How do I extract all the values from one variable in a NetCDF file with Python?


I am trying to use the CHESS-SCAPE dataset (found here - https://data.ceda.ac.uk/badc/deposited2021/chess-scape/data/rcp60/01/monthly) to get the surface wind speeds across the UK throughout the entire date range (1980-2080) with Python. Ideally I would like the monthly speed data across every grid point.

The file is a NetCDF file, and I am really struggling to use it. I have tried lots of things, but to keep this question simple, I will show an example of what I'm doing with Python to access just one slice of the data:

import pandas as pd
import numpy as np
import xarray as xr

data = xr.open_dataset('chess-scape.nc', chunks={})

wind_speed = data['sfcWind']

df = pd.DataFrame(wind_speed.isel(time=1199).values)

df.to_csv('windspeed.csv')

data.close()

The result seems to be random, sporadic values in the csv file, so I presume I'm not accessing the data correctly. I have tried accessing the values directly like so:

df = pd.DataFrame(wind_speed.values[1199])

But I think the entirety of the dataset is loaded into memory during that process, so RAM fills up very quickly. An example of the CSV file produced:

CSV output

I have an existing dataset I'm currently using which is a .dat file, and I'm at a bit of a loss as to how to get data from this NetCDF to make it look remotely like this file:

.dat file dataset

I realise this question is perhaps worded poorly and may indeed be the wrong question, so any direction at this point would be appreciated.


Solution

  • There's nothing wrong with your approach. I guess, the confusion comes from the fact that the actual data (wind speed over the UK) is surrounded by a lot of empty grid points (no data over the ocean). If you load the resulting CSV file into LibreOffice Calc (or Excel) and zoom out as far as possible, you will recognize the shape of the UK upside-down (the mouth of the River Thames is around cell VL 182).
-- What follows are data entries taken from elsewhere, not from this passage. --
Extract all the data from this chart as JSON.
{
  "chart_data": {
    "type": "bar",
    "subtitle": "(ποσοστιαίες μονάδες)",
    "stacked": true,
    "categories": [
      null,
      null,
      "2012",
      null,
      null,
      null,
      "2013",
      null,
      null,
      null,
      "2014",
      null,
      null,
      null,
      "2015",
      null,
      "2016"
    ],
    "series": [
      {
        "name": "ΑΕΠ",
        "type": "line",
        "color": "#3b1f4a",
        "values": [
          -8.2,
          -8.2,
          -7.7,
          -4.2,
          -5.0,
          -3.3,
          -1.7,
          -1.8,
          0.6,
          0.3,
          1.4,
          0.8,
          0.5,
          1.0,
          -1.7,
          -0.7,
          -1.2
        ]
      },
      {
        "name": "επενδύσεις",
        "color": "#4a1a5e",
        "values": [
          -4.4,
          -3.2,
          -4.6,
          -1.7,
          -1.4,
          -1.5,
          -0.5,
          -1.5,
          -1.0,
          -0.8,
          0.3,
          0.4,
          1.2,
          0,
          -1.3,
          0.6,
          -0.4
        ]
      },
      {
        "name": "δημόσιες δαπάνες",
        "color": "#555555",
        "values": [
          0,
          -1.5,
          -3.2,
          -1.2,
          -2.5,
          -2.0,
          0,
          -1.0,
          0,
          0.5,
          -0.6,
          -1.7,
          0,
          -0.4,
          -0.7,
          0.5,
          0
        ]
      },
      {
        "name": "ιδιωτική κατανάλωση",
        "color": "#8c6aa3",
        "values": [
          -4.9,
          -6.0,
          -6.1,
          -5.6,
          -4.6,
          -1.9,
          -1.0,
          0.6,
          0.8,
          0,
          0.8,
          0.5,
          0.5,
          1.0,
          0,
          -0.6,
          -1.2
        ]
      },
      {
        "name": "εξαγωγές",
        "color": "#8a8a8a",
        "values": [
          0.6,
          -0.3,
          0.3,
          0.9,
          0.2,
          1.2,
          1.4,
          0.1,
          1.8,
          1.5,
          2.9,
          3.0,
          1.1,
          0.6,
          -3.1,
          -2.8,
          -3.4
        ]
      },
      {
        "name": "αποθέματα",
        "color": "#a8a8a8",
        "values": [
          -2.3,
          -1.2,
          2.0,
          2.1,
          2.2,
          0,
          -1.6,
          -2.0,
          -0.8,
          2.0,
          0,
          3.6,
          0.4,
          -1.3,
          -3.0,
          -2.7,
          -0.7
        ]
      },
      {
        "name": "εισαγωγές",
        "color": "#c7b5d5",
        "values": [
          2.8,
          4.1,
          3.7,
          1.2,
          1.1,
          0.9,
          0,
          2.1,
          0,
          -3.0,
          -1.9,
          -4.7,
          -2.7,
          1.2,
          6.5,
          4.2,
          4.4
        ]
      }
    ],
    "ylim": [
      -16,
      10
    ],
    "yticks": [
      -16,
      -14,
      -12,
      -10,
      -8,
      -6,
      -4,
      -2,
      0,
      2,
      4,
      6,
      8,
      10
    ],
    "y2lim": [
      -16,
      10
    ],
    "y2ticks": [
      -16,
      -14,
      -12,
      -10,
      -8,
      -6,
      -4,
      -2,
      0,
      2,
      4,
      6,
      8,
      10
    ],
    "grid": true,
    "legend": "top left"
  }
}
    With xarray, you can check visually if the extracted data is as expected, using wind_speed.isel(time=1199).plot() in an interactive environment like Jupyter Lab. (If your Python environment is not interactive, you also need import matplotlib.pyplot as plt and plt.show().)

    So, maybe the question is rather: Do you really need to save the data in CSV format? In my experience, working with NetCDF data is most convenient in xarray, so I would not attempt to convert it, except for visualization purposes.

    As a side note, I would suggest writing your code as follows (just a few characters less):

    import numpy as np
    import xarray as xr
    import pandas as pd
    
    
    ds = xr.open_dataset('chess-scape.nc')
    wind_speed = ds.sfcWind
    
    df = pd.DataFrame(wind_speed.isel(time=1199))
    df.to_csv('windspeed.csv')